1) Keine Lösung bei Vereinfachung von Produktzulassungen in Sicht

Die Befürworter von CETA und TTIP versprechen sich durch die Handelsabkommen Vereinfachungen bei den Produktzulassungen für den jeweils anderen Markt. „Kanada und die EU einigen sich im CETA-Abkommen darauf, dass sie ihre Konformitätsbewertungen für bestimmte Güter wie Elektrogeräte und Maschinen gegenseitig anerkennen werden.“ Aber: Eine gegenseitige Anerkennung von Konformitätsbewertungen ohne vorhergehende Harmonisierung der Standards birgt große Risiken. Benachteiligt wäre vor allem der europäische Mittelstand.

a) Es droht eine Einbahnstraße für kanadische Produkte nach Europa

Grund sind grundlegende Unterschiede in den Verfahren zur Konformitätsbewertung dies- und jenseits des Atlantiks. Um ein Produkt in Europa auf den Markt zu bringen, reicht in der Regel das CE-Kennzeichen. Dieses vergibt der Hersteller selber: Er garantiert damit, die geltenden Regeln und Standards zu beachten. Nur Produkte mit erhöhten Sicherheitsanforderungen, etwa Medizinprodukte, müssen von einer unabhängigen dritten Stelle wie dem TÜV zertifiziert werden. Bei einer Computertastatur dagegen kann der Hersteller das CE-Kennzeichen selber vergeben. In Kanada müssen demgegenüber alle Elektronikprodukte von Seiten Dritter zertifiziert werden: Ohne Prüfsiegel darf ein Produkt nicht auf den Markt. Das hat vor allem versicherungstechnische Gründe; wegen des Haftungsrisikos werden die Prüfsiegel vom Markt gefordert. Daran wird sich mit CETA auch nichts ändern. Das führt dazu, dass europäische Hersteller weiterhin teure kanadische Zertifikate erwerben müssen, umgekehrt in Kanada zertifizierte Produkt automatisch als CE-konform anerkannt werden.

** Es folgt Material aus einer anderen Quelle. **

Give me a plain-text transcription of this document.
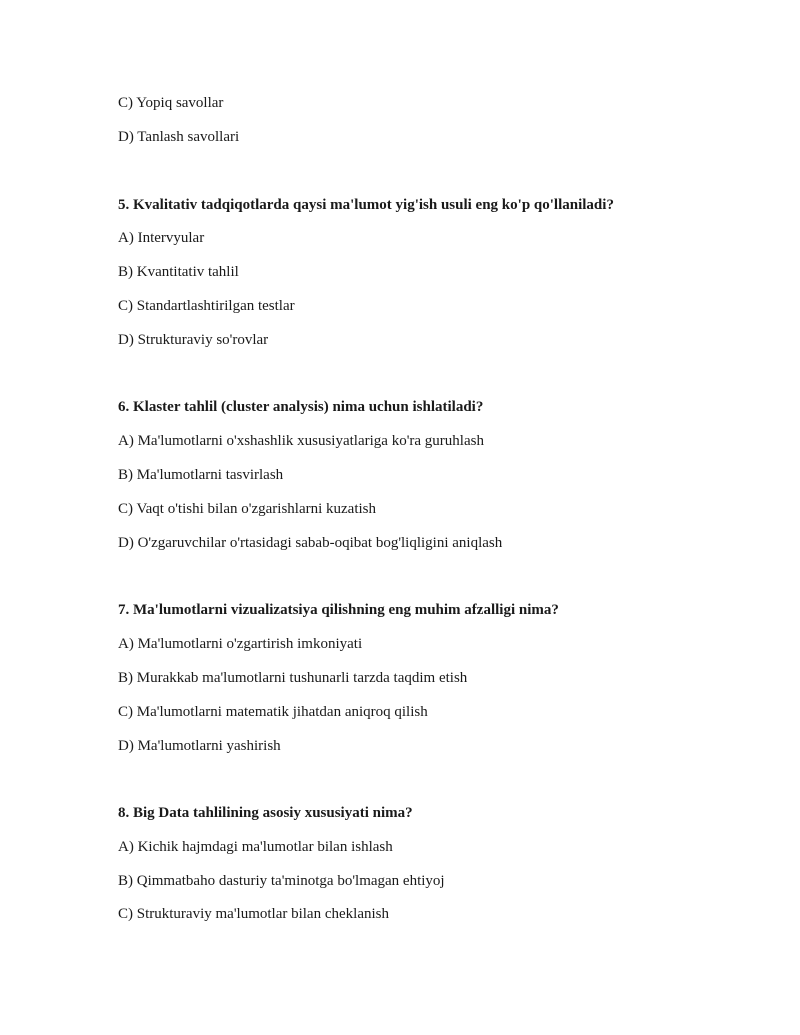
C) Yopiq savollar
D) Tanlash savollari
5. Kvalitativ tadqiqotlarda qaysi ma'lumot yig'ish usuli eng ko'p qo'llaniladi?
A) Intervyular
B) Kvantitativ tahlil
C) Standartlashtirilgan testlar
D) Strukturaviy so'rovlar
6. Klaster tahlil (cluster analysis) nima uchun ishlatiladi?
A) Ma'lumotlarni o'xshashlik xususiyatlariga ko'ra guruhlash
B) Ma'lumotlarni tasvirlash
C) Vaqt o'tishi bilan o'zgarishlarni kuzatish
D) O'zgaruvchilar o'rtasidagi sabab-oqibat bog'liqligini aniqlash
7. Ma'lumotlarni vizualizatsiya qilishning eng muhim afzalligi nima?
A) Ma'lumotlarni o'zgartirish imkoniyati
B) Murakkab ma'lumotlarni tushunarli tarzda taqdim etish
C) Ma'lumotlarni matematik jihatdan aniqroq qilish
D) Ma'lumotlarni yashirish
8. Big Data tahlilining asosiy xususiyati nima?
A) Kichik hajmdagi ma'lumotlar bilan ishlash
B) Qimmatbaho dasturiy ta'minotga bo'lmagan ehtiyoj
C) Strukturaviy ma'lumotlar bilan cheklanish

b) CETA kann das europäische Standardisierungssystem untergraben

In Europa gilt: Ein Sachverhalt, eine Norm. Die Normen sind mit den internationalen Standards ISO, IEC und ITU harmonisiert. In Kanada sind verschiedene akkreditierte Labors für die Zertifizierung zuständig – mit teilweise voneinander abweichenden Standards. Werden europäische und kanadische Standards gegenseitig anerkannt, ohne sie vorher zu vereinheitlichen, importiert Europa die kanadische Normenvielfalt. Das wäre ein Rückschritt in die Zeit vor dem europäischen Binnenmarkt, als in Europa über 1,4 Millionen Standards existierten. Heute gibt es in Europa nur noch 160.000 Standards. Auch der BDI (Bundesverband der Deutschen Industrie) warnt: „CETA darf nicht dazu führen, dass [in Europa] konkurrierende Normenwerke entstehen.“

c) Ein kanadisch-europäischer Sonderweg bei Produktstandards und Konformitätsbewertung benachteiligt mittelständische Unternehmen gegenüber großen Konzernen

Denn: Für mittelständische Unternehmen bedeutet es schon einen großen Aufwand, sich an der Arbeit der internationalen Fachgremien, etwa der Organization for Standardisation (ISO) oder der International Electrotechnical Commission (IEC), zu beteiligen. CETA plant neben den internationalen Gremien einen bilateralen Sonderweg: Im Rahmen der regulatorischen Kooperation sollen technische Handelshemmnisse nach Beschluss von CETA schrittweise abgebaut werden. Es besteht die Gefahr, dass in diesen Gremien die Interessen des Mittelstandes nicht ausreichend berücksichtigt werden.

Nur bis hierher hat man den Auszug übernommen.